Mutation of SGK3, a novel regulator of renal phosphate transport, causes autosomal dominant hypophosphatemic rickets

CONTEXT: Hypophosphataemic rickets (HR) is a group of rare hereditary renal phosphate wasting disorders caused by mutations in the PHEX, FGF23, DMP1, ENPP1, CLCN5, SLC9A3R1, SLC34A1 or SLC34A3. OBJECTIVE: A large kindred with 5 HR patients were recruited with dominant inheritance. The study was undertaken to investigate underlying genetic defects in the HR patients. DESIGN: Patients and their family members were initially analyzed for PHEX and FGF23 mutations by PCR-sequencing and copy number analysis. Exome sequencing was subsequently performed to identify novel candidate genes. RESULTS: PHEX and FGF23 mutations were not detected in the patients.
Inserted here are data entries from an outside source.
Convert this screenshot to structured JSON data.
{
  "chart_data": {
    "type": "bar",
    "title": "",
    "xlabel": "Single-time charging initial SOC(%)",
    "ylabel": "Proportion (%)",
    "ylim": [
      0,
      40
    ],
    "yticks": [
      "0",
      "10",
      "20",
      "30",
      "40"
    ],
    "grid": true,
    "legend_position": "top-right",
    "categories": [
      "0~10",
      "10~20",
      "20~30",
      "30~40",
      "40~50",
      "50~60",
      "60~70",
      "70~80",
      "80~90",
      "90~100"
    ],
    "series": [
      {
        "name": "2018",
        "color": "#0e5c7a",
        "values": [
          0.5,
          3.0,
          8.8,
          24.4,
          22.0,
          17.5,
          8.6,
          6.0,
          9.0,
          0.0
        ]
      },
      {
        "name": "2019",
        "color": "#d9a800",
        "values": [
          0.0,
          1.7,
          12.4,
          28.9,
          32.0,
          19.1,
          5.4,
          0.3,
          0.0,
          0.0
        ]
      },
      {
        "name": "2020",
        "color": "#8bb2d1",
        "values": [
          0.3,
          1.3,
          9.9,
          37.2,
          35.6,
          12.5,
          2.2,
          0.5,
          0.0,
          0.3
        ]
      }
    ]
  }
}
No copy number variation was observed in the genome by CytoScan HD Array analysis. Mutations in the DMP1, ENPP1, CLCN5, SLC9A3R1, SLC34A1 or SLC34A3 were not found as well by exome sequencing. A novel c.979-96 T>A mutation in the SGK3 gene was found to be strictly segregated with patients in a heterozygous pattern and was not present in the normal family members. The mutation is located 1 bp downstream of highly conserved adenosine branch point, resulted in exon 13 skipping and in-frame deletion of 29 amino acids, which is part of protein kinase domain and contains Thr-320 phosphorylation site required for its activation. Protein tertiary structure modelling showed significant structural change in the protein kinase domain following the deletion. CONCLUSIONS: The c.979-96 T>A splice mutation in the SGK3 gene causes exon 13 skipping and deletion of 29 amino acids in the protein kinase domain. The SGK3 mutation may cause autosomal dominant HR.